Here's my summation:
Southern Leaders had been talking Secession since the Mexican War. They were frustrated in every avenue in their quest for new land suitable to Plantation Agriculture. The northern Congressional response to filibustering expeditions to Latin America, including Mexico and Honduras was to offer the Wilmot Proviso some 43 times and simply deny any funds for procuring land suitable for plantation agriculture.

The addition of California as a free state destroyed the balance in the Senate. The fact that no land remaining in the Continental United States was truly suitable for plantation agriculture (not even Kansas), and that Congress could block the acquisition of such land with a simple majority, was a sign to Calhoun and his followers that it was time to get out of the Union. Calhoun predicted in his final address, based on the early Census numbers for 1850, that the Union would dissolve over the next 10 years due to irreconcilable differences, because the trends in population were going to give the free states a 2/3rds majority in both the House and the Senate. Clay's Great Compromise could not even be passed until Calhoun was dead, then it was passed as a series of bills rather than one.

In 1858, Hammond, Calhoun's successor delivered his Cotton is King speech. In it, again using info provided by the 1850 Census, he painted a rosy picture for all the Southern delegation as to what a wonderful, prosperous country they could have if only they broke away from the old Union. If they did, naturally Southerners wanted a peaceful separation. But Hammond assured his listeners nobody wanted to break the Union, but if necessary, and it came to a fight, the Southerners would whip the Yankees.... It is really one of the most insulting speeches ever made to the Representatives of the People of the United States of America.

The die for the Civil War was cast. What followed in 1859 and 1860 was for the most part electioneering by the secessionists to assure they could leave the Union without social discord in their home states.

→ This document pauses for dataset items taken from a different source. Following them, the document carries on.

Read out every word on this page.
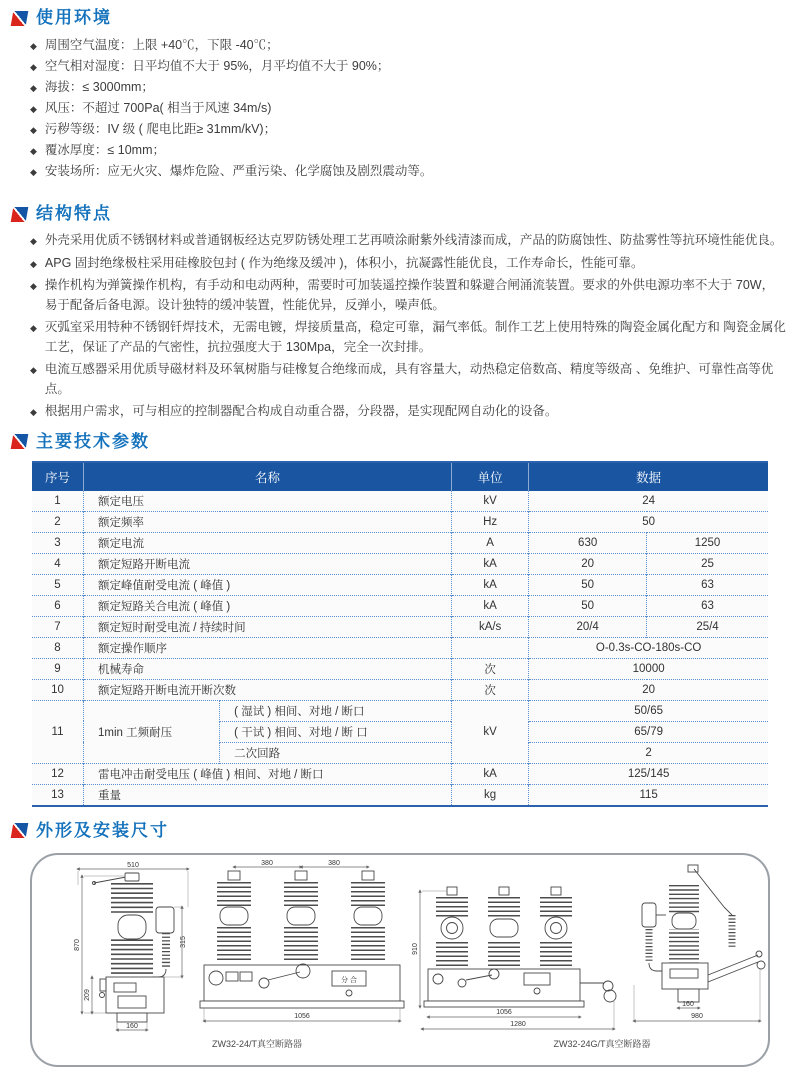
使用环境
◆ 周围空气温度：上限 +40℃，下限 -40℃；
◆ 空气相对湿度：日平均值不大于 95%，月平均值不大于 90%；
◆ 海拔：≤ 3000mm；
◆ 风压：不超过 700Pa( 相当于风速 34m/s)
◆ 污秽等级：IV 级 ( 爬电比距≥ 31mm/kV)；
◆ 覆冰厚度：≤ 10mm；
◆ 安装场所：应无火灾、爆炸危险、严重污染、化学腐蚀及剧烈震动等。
结构特点
◆ 外壳采用优质不锈钢材料或普通钢板经达克罗防锈处理工艺再喷涂耐紫外线清漆而成，产品的防腐蚀性、防盐雾性等抗环境性能优良。
◆ APG 固封绝缘极柱采用硅橡胶包封 ( 作为绝缘及缓冲 )，体积小，抗凝露性能优良，工作寿命长，性能可靠。
◆ 操作机构为弹簧操作机构，有手动和电动两种，需要时可加装遥控操作装置和躲避合闸涌流装置。要求的外供电源功率不大于 70W，易于配备后备电源。设计独特的缓冲装置，性能优异，反弹小，噪声低。
◆ 灭弧室采用特种不锈钢钎焊技术，无需电镀，焊接质量高，稳定可靠，漏气率低。制作工艺上使用特殊的陶瓷金属化配方和 陶瓷金属化工艺，保证了产品的气密性，抗拉强度大于 130Mpa，完全一次封排。
◆ 电流互感器采用优质导磁材料及环氧树脂与硅橡复合绝缘而成，具有容量大，动热稳定倍数高、精度等级高 、免维护、可靠性高等优点。
◆ 根据用户需求，可与相应的控制器配合构成自动重合器，分段器，是实现配网自动化的设备。
主要技术参数
序号	名称		单位	数据	
1	额定电压		kV	24	
2	额定频率		Hz	50	
3	额定电流		A	630	1250
4	额定短路开断电流		kA	20	25
5	额定峰值耐受电流 ( 峰值 )		kA	50	63
6	额定短路关合电流 ( 峰值 )		kA	50	63
7	额定短时耐受电流 / 持续时间		kA/s	20/4	25/4
8	额定操作顺序			O-0.3s-CO-180s-CO	
9	机械寿命		次	10000	
10	额定短路开断电流开断次数		次	20	
11	1min 工频耐压	( 湿试 ) 相间、对地 / 断口	kV	50/65	
		( 干试 ) 相间、对地 / 断 口		65/79	
		二次回路		2	
12	雷电冲击耐受电压 ( 峰值 ) 相间、对地 / 断口		kA	125/145	
13	重量		kg	115	
外形及安装尺寸
510
870
209
315
160
380	380
分 合
1056
ZW32-24/T真空断路器
910
1056
1280
160
980
ZW32-24G/T真空断路器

The secession, whether constitutional, or legal was an amazing, bloodless (relatively) success. The problem for Davis, et Al was they were actually unprepared for the success they achieved. With the former US Secretary of War as the new President Select of the Confederacy, it is little wonder that Davis believed war was the only way out. Lincoln's hands were actually constitutionally tied. As long as no act of aggression could be tied to the newly hatched government of the Confederacy, the 1st Amendment of the Constitution (freedom of speech) prevented Lincoln from taking any action. Lincoln was also quite aware that had the Confederacy's former representatives in Congress returned to Washington, they could have demanded and gotten a new Constitutional Convention to deal with the separation.

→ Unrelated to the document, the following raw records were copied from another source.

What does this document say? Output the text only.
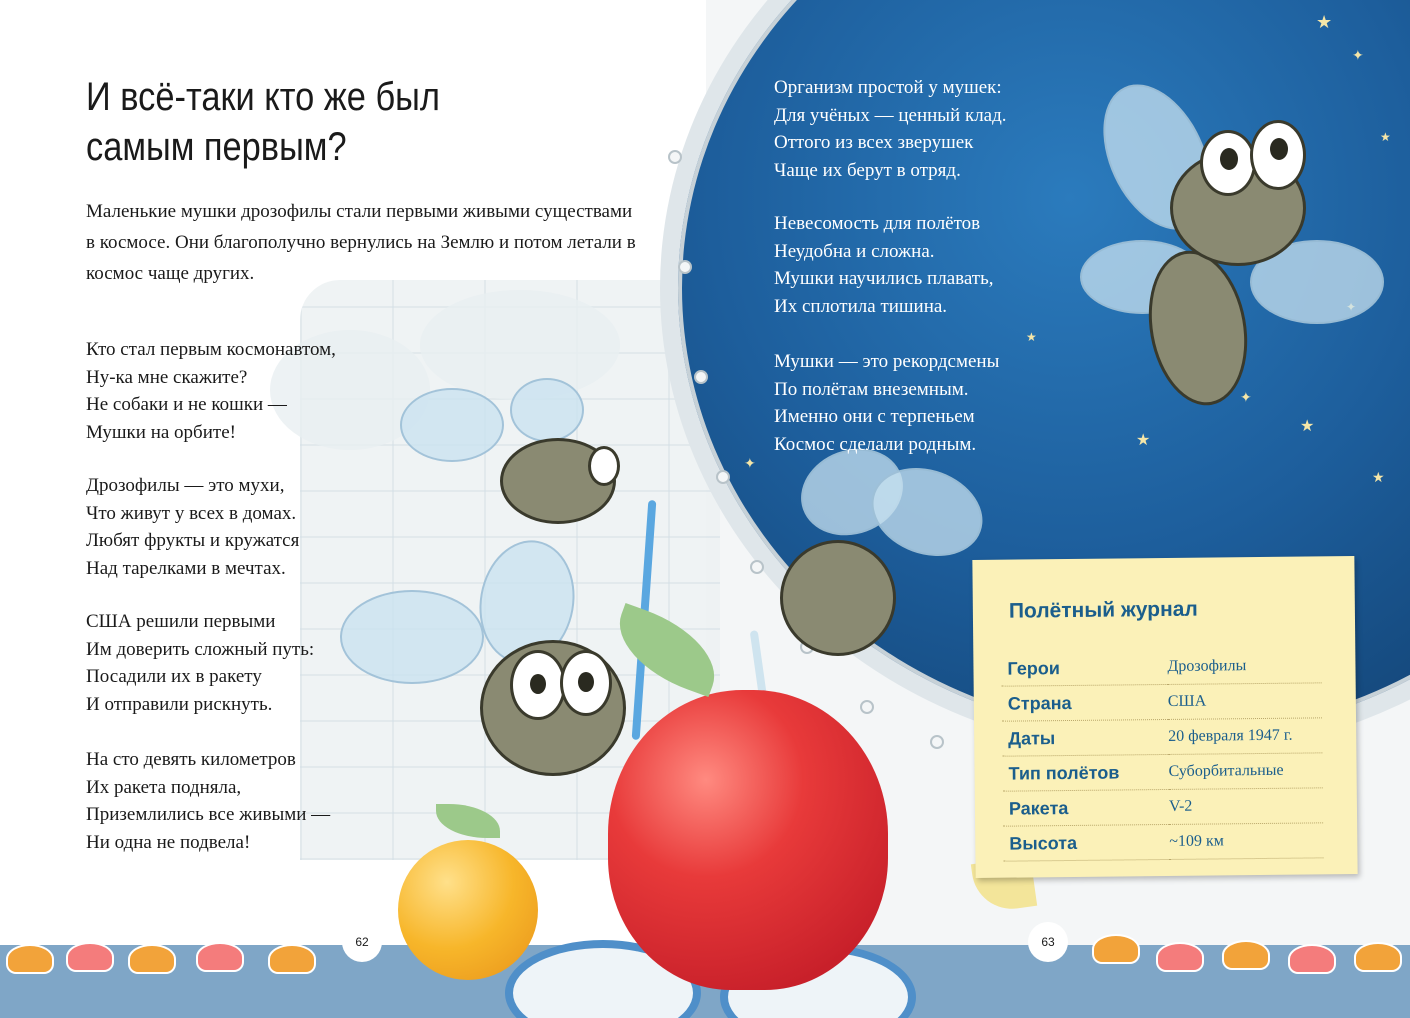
★
✦
★
✦
★
★
★
✦
★
И всё-таки кто же был
самым первым?

Маленькие мушки дрозофилы стали первыми живыми существами в космосе. Они благополучно вернулись на Землю и потом летали в космос чаще других.

Кто стал первым космонавтом,
Ну-ка мне скажите?
Не собаки и не кошки —
Мушки на орбите!
Дрозофилы — это мухи,
Что живут у всех в домах.
Любят фрукты и кружатся
Над тарелками в мечтах.
США решили первыми
Им доверить сложный путь:
Посадили их в ракету
И отправили рискнуть.
На сто девять километров
Их ракета подняла,
Приземлились все живыми —
Ни одна не подвела!
Организм простой у мушек:
Для учёных — ценный клад.
Оттого из всех зверушек
Чаще их берут в отряд.
Невесомость для полётов
Неудобна и сложна.
Мушки научились плавать,
Их сплотила тишина.
Мушки — это рекордсмены
По полётам внеземным.
Именно они с терпеньем
Космос сделали родным.
Полётный журнал
Герои	Дрозофилы
Страна	США
Даты	20 февраля 1947 г.
Тип полётов	Суборбитальные
Ракета	V-2
Высота	~109 км
62	63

Fortunately for Lincoln, Davis' head was into shooting instead of debating. And the new Confederacy's first act of agression in Charleston doomed it to an early grave four years later.
 
Last edited:
In Lincoln's First Inaugural Address, gives historical evidence that was convincing to him, that Secession was not only illegal, but, Impossible ,under the Constitution as it existed at his inauguration. and he continues...

"It follows from these views that no starte on its own mere motion can lawfully get out of the Union; that resolves and ordinances to thart effect, are legally void and that acts of violence within any State or States against the authority of the United States are insurrectionary or Revolutionary, according to circumstances."